A Framework for Automated Cell Tracking in Phase Contrast Microscopic Videos based on Normal Velocities
This addresses the problem of labor-intensive manual cell tracking in biomedical research, offering an automated solution for specific cell types, though it appears incremental as it builds on existing optical flow and segmentation methods.
The paper tackles automated cell tracking in phase contrast microscopic videos by developing a framework based on normal velocities from optical flow and variational segmentation, with an active contour correction step for shape features. Results show robust tracking validated against manual tracking for renal epithelial, melanoma, and neutrophil cells on different matrices.

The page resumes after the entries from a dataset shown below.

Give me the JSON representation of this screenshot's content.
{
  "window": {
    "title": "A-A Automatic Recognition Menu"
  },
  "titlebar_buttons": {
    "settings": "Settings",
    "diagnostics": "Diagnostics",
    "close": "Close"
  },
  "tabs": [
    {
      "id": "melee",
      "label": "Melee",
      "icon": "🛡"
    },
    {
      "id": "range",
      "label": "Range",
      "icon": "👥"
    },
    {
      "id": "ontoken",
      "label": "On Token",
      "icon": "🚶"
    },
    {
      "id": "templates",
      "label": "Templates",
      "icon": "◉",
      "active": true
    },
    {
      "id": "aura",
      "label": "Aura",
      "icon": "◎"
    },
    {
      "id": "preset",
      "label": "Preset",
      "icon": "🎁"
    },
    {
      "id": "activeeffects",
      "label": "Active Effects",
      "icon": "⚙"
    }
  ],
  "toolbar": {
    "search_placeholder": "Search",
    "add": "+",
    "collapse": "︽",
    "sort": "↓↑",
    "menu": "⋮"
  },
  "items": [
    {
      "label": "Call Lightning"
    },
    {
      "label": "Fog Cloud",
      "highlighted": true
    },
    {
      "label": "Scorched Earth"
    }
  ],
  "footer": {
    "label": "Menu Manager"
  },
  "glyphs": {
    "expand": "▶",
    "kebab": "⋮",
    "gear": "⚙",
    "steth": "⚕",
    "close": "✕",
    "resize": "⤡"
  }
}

This paper introduces a novel framework for the automated tracking of cells, with a particular focus on the challenging situation of phase contrast microscopic videos. Our framework is based on a topology preserving variational segmentation approach applied to normal velocity components obtained from optical flow computations, which appears to yield robust tracking and automated extraction of cell trajectories. In order to obtain improved trackings of local shape features we discuss an additional correction step based on active contours and the image Laplacian which we optimize for an example class of transformed renal epithelial (MDCK-F) cells. We also test the framework for human melanoma cells and murine neutrophil granulocytes that were seeded on different types of extracellular matrices. The results are validated with manual tracking results.